The concept I explored was simple: each time a user clicks, the mood changes, and the text morphs to visually represent that emotion. To achieve this, I combined techniques we covered in class, like sine functions and noise. I also experimented with movement mechanics, such as vertical speed (gravity), bouncing off edges, and the dynamic effect of writing a word.

Code I’m most proud of:

if (!excitedInitialized) 
      // convert text into points (vector outlines of letters)
      points = font.textToPoints(current_mood, width / 2, height / 2, 60, {
        sampleFactor: 0.16,       // density of points
        simplifyThreshold: 0      // no simplification
      });

      // create particles starting at random positions moving toward text points
      particles = [];
      for (let p of points) {
        particles.push({
          x: random(width),
          y: random(height),
          targetX: p.x,
          targetY: p.y
        });
      }
      excitedInitialized = true; // mark as initialized
    }

    // animate particles moving toward their target text points
    for (let p of particles) {
      p.x = lerp(p.x, p.targetX, 0.05); // smooth movement toward targetX
      p.y = lerp(p.y, p.targetY, 0.05); // smooth movement toward targetY

      ellipse(p.x, p.y, 4, 4); // draw particle as a bubble
    }

This snippet stands out to me because it uses two functions I learned during this assignment: textToPoints and lerp.

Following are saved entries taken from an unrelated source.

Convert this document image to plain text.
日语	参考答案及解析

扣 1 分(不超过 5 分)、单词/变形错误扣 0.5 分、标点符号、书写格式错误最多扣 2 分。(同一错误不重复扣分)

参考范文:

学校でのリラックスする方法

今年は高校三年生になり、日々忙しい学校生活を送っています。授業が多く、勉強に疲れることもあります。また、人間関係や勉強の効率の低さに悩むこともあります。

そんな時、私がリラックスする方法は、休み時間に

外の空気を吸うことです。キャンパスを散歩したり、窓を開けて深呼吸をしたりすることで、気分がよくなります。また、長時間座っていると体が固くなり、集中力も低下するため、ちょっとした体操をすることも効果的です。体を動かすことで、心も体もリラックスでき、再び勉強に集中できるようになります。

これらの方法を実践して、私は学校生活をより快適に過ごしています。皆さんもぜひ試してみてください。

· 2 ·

textToPoints breaks down a word into a set of points based on the chosen font, giving me the flexibility to manipulate text at the particle level.

lerp (linear interpolation) was the key to achieving the effect I wanted. It allowed particles to smoothly move from random positions on the canvas to their designated target points. As a result, the word takes shape out of multiple “bubbles,” giving the text an energetic, almost playful quality.

This was exactly the kind of interaction I wanted. The text doesn’t just appear, it comes alive.

Future Improvements:
While I’m happy with how the project turned out, there’s still plenty of room to push it further. A key next step would be to make the generative text more interactive, so that it doesn’t just display moods but actively responds to the user. I imagine scenarios where hovering over the text could cause particles to scatter and fall apart, or where words might sparkle, ripple, or shift dynamically in response to movement on the screen.